Patriarche Irinej: La Serbie sans Kosovo est comme un homme sans tête

À la veille de la Pâques orthodoxe, le Patriarche serbe Irinej, pour les médias de Belgrade, a donné une interview totalement politique dans laquelle il a mis l'accent sur le Kosovo et sur les aspirations hégémonistes de la Serbie à son égard. “Notre plus grande espérance est en Dieu, dans les saints que nous avons là, [...]
Notre plus grande espérance est en Dieu, dans les saints que nous avons là, au Kosovo.
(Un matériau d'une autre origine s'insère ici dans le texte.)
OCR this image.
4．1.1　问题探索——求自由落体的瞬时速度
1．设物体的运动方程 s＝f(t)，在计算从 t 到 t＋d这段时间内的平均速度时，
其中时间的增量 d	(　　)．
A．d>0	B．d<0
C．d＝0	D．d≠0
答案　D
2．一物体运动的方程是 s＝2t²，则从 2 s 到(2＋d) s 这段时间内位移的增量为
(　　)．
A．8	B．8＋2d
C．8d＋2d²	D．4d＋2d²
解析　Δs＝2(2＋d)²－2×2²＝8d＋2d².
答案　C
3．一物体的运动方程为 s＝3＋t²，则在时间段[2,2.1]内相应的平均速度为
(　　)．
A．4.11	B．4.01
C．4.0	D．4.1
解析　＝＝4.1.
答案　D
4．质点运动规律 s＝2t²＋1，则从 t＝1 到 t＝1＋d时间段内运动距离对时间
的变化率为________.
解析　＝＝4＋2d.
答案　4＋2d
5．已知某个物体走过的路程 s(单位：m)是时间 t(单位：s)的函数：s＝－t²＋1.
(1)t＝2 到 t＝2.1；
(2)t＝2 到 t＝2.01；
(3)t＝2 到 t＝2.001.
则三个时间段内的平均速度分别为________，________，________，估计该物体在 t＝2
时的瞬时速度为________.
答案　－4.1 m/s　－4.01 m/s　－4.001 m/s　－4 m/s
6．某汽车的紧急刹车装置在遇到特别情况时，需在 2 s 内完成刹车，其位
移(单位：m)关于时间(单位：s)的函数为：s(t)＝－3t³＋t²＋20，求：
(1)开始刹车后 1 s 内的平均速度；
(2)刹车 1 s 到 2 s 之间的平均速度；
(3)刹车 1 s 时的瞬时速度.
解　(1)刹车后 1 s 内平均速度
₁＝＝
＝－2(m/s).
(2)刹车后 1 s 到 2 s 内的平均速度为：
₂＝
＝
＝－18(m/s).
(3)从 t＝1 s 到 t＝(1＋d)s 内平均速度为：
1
Tant qu'il est saint roi Dechanski avec son corps à Decani, jusqu'à ce qu'il y ait tant d'évêques et de patriarches dont les troupes non reconnues y reposent, jusqu'à ce qu'il y ait des religieuses de Devi... oui, c'est notre espérance et avec cette espérance nous devons défendre avec tous les moyens autorisés nos saints, peuple, monastères, notre terre au Kosovo<1>, le patriarche de l'Église orthodoxe serbe, Irinej, a cité Kossev comme disant.
Selon lui, tout ce qui a de la valeur dans l'histoire, la culture et la spiritualité a son origine au Kosovo.
La Serbie sans Kosovo n'est pas la Serbie. C'est comme un homme sans tête, dit Irinej.
Rappelant qu'il était resté au Kosovo au milieu de ce mois, il a dit que “ce chemin était taxant, mais reconnaissant”, tout en ajoutant qu'il n'est pas vrai qu'il n'y a pas de Serbes au Kosovo”.
J'ai vu des visages heureux que beaucoup d'entre eux m'attendaient partout, c'est une partie de notre peuple au Kosovo qui dans ma personnalité a vu notre église, vu notre état de Serbie et notre peuple dans le pays, et je pense que lors de cette visite ils ont réalisé qu'ils ne sont pas seuls et abandonnés”, a dit Irinej.
Selon lui, la vie de ces Serbes “n'est pas facile du tout, vivant dans un grand espoir dans une grande incertitude et innocente”. “Ils sont privés de dignité humaine et de vie normale”, pense-t-il.
Il a ajouté que les autorités serbes avaient tort que, durant les pourparlers, elles n'aient pas insisté sur le retour de la population qui, après la guerre, a abandonné le Kosovo.
On ne peut donner cette maison à personne. Le pouvoir peut tout faire, mais chaque force est transitoire”, a dit Irinej à la fin.